Fatherhood- Altered Skin
Patrick Studio, Birmingham
27 October 2022
Reviewed by Katie Ryan
Altered Skin’s latest work centres on the stories of three fathers, separated by space and time yet connected by the common experience of navigating their role within the South Indian diaspora.
Entering the auditorium, the audience is met with a simple set, scattered with a few items of wooden furniture and two plastic tubs of toys. Chimes play soft melodies, some I recognise as English nursery rhymes. Creator and performer Shane Shambhu enters in a cameo role and introduces us to his son, father, wife and father-in-law in a blend of bharatanatyam, monologue, mime and voiceover. This personal yet highly accessible style of physical theatre is Altered Skin’s hallmark. However, in this production, additional attention is given to accessibility for the hard of hearing, with comprehensive and stylised use of subtitles. This reinforces the inclusion of a deaf character, Raghavan, whose life journey, narrated in voiceover by his daughter, traces through Tamil Nadu, Singapore and Great Britain at the end of the British Empire.

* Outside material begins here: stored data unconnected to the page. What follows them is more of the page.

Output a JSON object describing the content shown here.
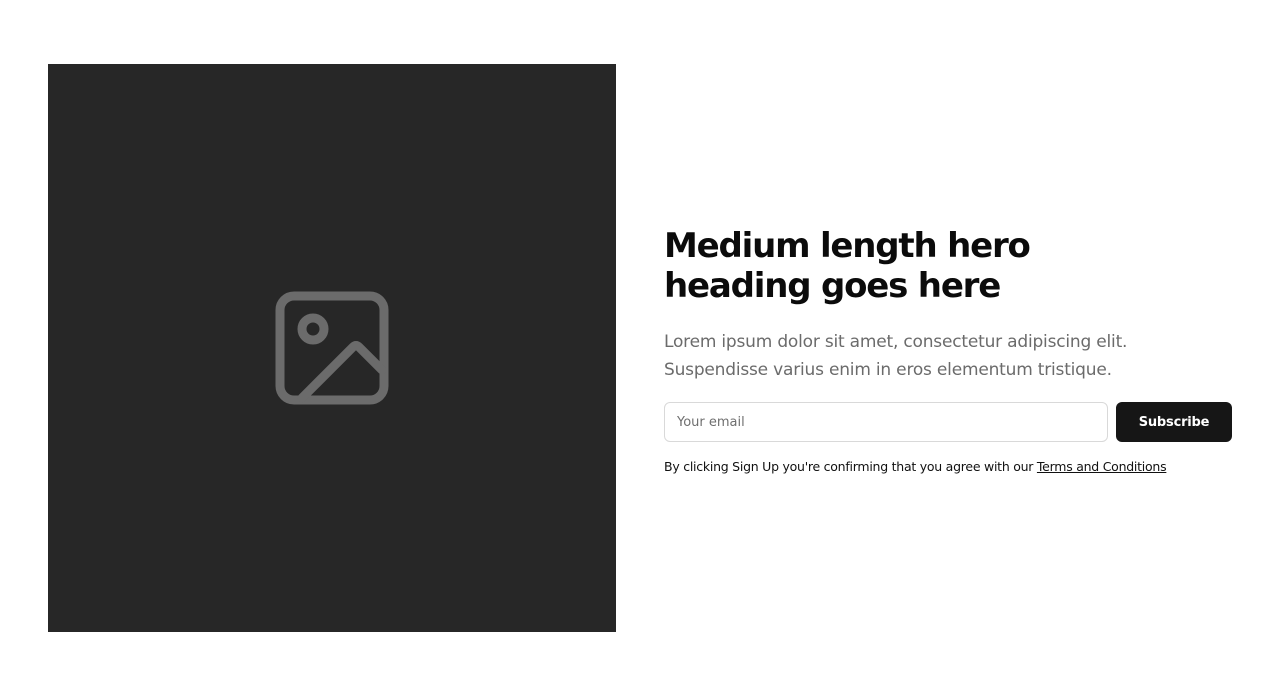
{
  "hero": {
    "image_placeholder_icon": "image-icon",
    "colors": {
      "media_background": "#272727",
      "icon_color": "#6b6b6b",
      "button_background": "#161616",
      "button_text": "#ffffff",
      "heading_color": "#0b0b0b",
      "lede_color": "#6b6b6b"
    },
    "heading": "Medium length hero heading goes here",
    "lede": "Lorem ipsum dolor sit amet, consectetur adipiscing elit. Suspendisse varius enim in eros elementum tristique.",
    "form": {
      "email_placeholder": "Your email",
      "email_value": "",
      "subscribe_label": "Subscribe"
    },
    "disclaimer": {
      "text": "By clicking Sign Up you're confirming that you agree with our ",
      "link_label": "Terms and Conditions"
    }
  }
}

The third character embodied by Shambhu is Hari, a contemporary Londoner of South Indian decent; bereft of both his father and his heritage and struggling to connect with his mixed race adolescent son. The narratives of these three men progress in fragments. Alone on stage and supported only by voiceover, sound track, and a sparse set, Shambhu weaves the rich tapestry of their experiences and the people and places they encounter. At times props are elevated from their functionality: soft toys come to life, the table and chair become the steep hills of Kanyakumari. Shambu has a knack for creating theatrical magic with props, and might have capitalised more on this as some items, such as a long roll of paper - a craft task for a toddler and a metaphor for the child’s ‘blank canvas’ - felt discarded too soon. Raghavan and Hari are fully fleshed characters, presented with pathos in all their vulnerability and stoicism. Shambhu reflects on his own experience of fatherhood with candour, comedy and tenderness, his strength of feeling is clearly the driving force behind this production, yet he holds back somewhat from baring his soul in this cameo role.

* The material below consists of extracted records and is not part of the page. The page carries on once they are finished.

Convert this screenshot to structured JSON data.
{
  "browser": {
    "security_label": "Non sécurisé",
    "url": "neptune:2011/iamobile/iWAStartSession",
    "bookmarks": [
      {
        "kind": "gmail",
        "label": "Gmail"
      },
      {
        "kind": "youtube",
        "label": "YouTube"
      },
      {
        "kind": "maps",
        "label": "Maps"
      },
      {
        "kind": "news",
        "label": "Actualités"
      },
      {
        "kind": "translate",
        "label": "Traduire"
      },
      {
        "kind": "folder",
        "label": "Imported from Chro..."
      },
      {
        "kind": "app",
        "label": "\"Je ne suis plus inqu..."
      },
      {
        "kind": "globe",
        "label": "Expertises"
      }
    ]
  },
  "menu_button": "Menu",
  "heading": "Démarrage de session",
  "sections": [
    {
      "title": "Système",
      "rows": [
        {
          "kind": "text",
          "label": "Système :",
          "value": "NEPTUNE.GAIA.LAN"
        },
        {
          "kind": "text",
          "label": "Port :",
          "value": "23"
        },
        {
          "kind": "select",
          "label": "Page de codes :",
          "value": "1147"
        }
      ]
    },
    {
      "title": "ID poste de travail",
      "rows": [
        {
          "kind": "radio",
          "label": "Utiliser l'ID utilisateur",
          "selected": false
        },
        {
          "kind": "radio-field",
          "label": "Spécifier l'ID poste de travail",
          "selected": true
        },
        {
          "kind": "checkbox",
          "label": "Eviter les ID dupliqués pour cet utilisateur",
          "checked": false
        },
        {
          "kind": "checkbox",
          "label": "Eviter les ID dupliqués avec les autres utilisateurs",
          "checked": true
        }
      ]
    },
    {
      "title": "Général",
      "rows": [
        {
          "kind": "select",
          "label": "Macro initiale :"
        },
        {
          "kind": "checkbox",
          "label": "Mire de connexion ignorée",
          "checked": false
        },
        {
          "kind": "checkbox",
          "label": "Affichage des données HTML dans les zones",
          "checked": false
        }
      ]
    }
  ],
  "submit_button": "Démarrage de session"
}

With the natural confidence of a bharatanatyam soloist switching between roles in an abhinaya presentation, Shambhu’s great skill is to slide between characters with total conviction. Watching the instant transformation of physical and vocal personality is mesmerising. Peppered with comic moments, the pace of change keeps the audience engaged and working to fit the fragments of narrative together. Shambhu juxtaposes moments of light and dark, tenderness and rage in a striking way: the tiny fluffy lamb becomes a bullied child as three toy dogs surround it ominously, the roar of a man protecting his assaulted wife morphs into the roar of a father in a game of chase with his toddler. We are both moved and shaken by the emotional rollercoaster of the life of a father.
Shambhu questions how best to raise his son, rejecting the traditional gender roles of his parents. He muses on the migrant experience common to both his father and father-in-law, and the rich yet complex multi-lingual heritage of his son. Language in all its forms, as a connector and barrier, is a central theme. English, Malayalam, Persian, German, Tamil, sign language, live speech, recorded speech, written text, bharatanatyam…the multiplicity is beguiling and overwhelming. The cacophony is powerful, but at times I yearn for some respite to appreciate the subtle power of the visual and non-verbal language of the performance.
Although each narrative thread has some sense of resolution, this is incomplete, and rightly so - these are challenges and stories that continue from generation to generation. Clearly inspired by the deep love of his son, in Fatherhood, Shambu puts the challenges of modern parenting and the complexities of the migrant experience in the spotlight it deserves, and does so with intelligence, humanity and compassion. Touring widely in 2022 and 2023 I have no doubt this work will resonate with audiences across the country.